Une tribune de Jean-François Legaret et de Valérie Montandon, respectivement têtes de liste de Nathalie Kosciusko-Morizet dans le 1er et le 12e arrondissement, pour les élections municipales de 2014
La ville doit s’adapter aux citoyens, notamment en termes d’accessibilité aux personnes âgées, aux personnes en difficultés et en situation de handicap
« Nos cités n’ont pas été pensées pour l’ensemble des citoyens. » (Michel Fardeau, 2001) C’est à la ville de s’adapter aux citoyens, et non le contraire. Faire leur place aux personnes handicapées ; c’est permettre à toute la société de progresser et d’améliorer sa capacité à bien vivre ensemble. Une ville accueillante doit penser à tous ses habitants : aux personnes âgées, aux familles, aux personnes qui rencontrent des difficultés, passagères ou non… Jacques Chirac avait ainsi affirmé sa volonté de faire toute sa place au handicap, et particulièrement, son attachement à rendre Paris « accessible ». Et son impulsion s’était avérée décisive pour la réalisation de nombreux travaux d’accessibilité. Paris était alors une des capitales les plus volontaristes en ce domaine.
Paris est passée de la 20e à la 44e place dans le baromètre d’accessibilité de l’Association des paralysés de France
Aujourd’hui, force est de constater que cette avance a été largement perdue. Un exemple parmi d’autres : en un an, Paris est passée de la 20e à la 44e place dans le baromètre d’accessibilité de l’Association des paralysés de France. Nombre de bâtiments municipaux, d’établissements scolaires, de stations de métro ne sont toujours pas rendus accessibles ; l’adaptabilité des logements sociaux est encore trop faible (l’objectif affiché est d’atteindre 40% en 2020).

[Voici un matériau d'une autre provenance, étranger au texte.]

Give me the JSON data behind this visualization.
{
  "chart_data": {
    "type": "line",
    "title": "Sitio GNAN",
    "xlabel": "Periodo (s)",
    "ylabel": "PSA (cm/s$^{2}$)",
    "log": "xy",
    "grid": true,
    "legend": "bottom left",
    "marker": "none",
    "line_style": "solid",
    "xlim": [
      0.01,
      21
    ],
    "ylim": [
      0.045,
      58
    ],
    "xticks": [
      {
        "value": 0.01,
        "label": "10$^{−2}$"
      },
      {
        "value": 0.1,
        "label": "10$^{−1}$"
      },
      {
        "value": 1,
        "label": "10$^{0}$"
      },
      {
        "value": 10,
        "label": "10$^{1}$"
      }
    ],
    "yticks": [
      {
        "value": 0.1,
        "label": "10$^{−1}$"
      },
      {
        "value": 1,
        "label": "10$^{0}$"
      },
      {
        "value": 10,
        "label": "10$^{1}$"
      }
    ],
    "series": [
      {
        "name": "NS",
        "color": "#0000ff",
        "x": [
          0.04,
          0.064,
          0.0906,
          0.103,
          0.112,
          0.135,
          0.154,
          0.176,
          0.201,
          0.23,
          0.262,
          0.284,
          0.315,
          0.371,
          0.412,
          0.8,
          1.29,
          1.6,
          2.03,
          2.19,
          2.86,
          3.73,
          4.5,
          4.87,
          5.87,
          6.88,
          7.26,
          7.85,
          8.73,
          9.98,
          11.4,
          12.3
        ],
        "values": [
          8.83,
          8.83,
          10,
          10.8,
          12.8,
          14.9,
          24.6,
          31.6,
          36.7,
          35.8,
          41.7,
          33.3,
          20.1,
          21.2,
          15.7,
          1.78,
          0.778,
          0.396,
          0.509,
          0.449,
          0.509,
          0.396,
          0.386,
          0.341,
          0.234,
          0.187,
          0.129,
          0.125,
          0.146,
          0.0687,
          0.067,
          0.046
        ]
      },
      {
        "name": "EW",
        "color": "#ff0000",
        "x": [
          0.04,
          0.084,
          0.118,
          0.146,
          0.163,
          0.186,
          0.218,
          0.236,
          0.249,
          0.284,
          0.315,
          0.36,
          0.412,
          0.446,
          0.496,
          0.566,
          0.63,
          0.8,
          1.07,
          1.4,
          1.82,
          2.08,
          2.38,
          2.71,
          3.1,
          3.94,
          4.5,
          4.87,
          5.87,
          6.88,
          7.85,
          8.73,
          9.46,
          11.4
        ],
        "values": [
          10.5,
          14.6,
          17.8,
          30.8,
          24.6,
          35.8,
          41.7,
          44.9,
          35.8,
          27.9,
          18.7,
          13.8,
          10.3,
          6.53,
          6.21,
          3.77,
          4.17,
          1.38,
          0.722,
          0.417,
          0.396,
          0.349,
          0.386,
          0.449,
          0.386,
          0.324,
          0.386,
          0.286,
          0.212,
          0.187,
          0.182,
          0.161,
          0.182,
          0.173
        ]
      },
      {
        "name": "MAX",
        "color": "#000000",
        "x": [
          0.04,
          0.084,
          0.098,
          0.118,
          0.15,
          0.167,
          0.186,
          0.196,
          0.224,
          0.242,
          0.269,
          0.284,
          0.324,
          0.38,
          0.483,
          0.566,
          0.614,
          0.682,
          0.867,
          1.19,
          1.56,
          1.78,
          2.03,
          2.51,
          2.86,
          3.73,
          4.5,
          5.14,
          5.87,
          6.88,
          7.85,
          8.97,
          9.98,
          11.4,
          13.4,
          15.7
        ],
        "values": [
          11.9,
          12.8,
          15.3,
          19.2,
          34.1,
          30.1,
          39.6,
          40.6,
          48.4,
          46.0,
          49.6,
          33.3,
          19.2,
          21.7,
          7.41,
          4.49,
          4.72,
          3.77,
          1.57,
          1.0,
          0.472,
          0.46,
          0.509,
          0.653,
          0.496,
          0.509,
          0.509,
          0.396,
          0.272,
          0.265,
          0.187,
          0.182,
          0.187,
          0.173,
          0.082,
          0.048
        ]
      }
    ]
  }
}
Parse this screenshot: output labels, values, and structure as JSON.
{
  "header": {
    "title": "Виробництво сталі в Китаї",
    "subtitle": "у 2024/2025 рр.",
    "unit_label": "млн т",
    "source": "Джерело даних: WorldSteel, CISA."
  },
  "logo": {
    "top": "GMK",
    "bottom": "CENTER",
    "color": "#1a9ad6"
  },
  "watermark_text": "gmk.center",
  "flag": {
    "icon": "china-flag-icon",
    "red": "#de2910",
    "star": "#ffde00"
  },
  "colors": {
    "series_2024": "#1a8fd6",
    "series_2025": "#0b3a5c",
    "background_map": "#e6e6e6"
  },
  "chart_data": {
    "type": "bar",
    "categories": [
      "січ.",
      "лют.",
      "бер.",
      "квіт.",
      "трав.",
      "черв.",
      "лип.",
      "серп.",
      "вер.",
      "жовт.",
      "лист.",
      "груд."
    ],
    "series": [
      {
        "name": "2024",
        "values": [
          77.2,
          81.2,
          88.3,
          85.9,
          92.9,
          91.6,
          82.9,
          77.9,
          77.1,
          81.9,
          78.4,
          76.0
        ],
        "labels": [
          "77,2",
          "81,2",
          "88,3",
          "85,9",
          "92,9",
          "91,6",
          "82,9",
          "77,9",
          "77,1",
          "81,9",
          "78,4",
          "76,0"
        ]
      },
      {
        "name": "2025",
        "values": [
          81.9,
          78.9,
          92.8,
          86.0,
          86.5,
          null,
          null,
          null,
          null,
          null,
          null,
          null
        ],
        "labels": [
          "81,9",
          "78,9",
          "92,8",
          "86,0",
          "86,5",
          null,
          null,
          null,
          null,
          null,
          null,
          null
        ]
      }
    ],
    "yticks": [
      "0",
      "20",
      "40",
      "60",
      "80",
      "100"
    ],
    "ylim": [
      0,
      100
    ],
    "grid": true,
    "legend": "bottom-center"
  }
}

Le territoire parisien est en décalage avec les besoins réels des personnes handicapées, de même que le faible pourcentage de lycéens accédant aux études supérieures en France
L’offre d’établissements d’accueil est aussi en décalage avec les besoins réels des personnes handicapées souvent en situation de précarité et nécessiterait de mailler davantage le territoire parisien. Il faut noter également le pourcentage accablant de lycéens en situation de handicap accédant aux études supérieures en France : 0,5% ! Que deviennent les 4 bacheliers sur 5 dans cette situation qui ne poursuivent pas leurs études ?
Une politique en matière de handicap profite aussi aux femmes enceintes et aux personnes âgées
Il y a donc urgence à améliorer la politique de la ville de Paris à l’égard des personnes handicapées, sans oublier qu’une bonne politique en matière de handicap est une politique qui profite à tous : aux femmes enceintes, aux personnes âgées, etc.
Des actions sont nécessaires en termes d’hébergement, d’accessibilité et d’aménagement des locaux, notamment pour l’accès aux soins
C’est tout le sens des mesures proposées par Nathalie Kosciusko-Morizet ce mardi, lors de la journée internationale du handicap. Il y a de nombreuses actions à mener autour de l’hébergement, de l’accessibilité ou de l’emploi en secteur protégé. Quant à l’accès aux soins des personnes handicapées, qui est un droit fondamental, il est aussi un enjeu pour tous. Les structures de ville habituelles doivent être rendues accessibles et faire l’objet d’un véritable référentiel au service de tous. L’aménagement des locaux, qui n’est que la partie visible du problème, doit absolument faire partie des priorités pour des personnes qui ont en outre une grande exigence en termes de soins.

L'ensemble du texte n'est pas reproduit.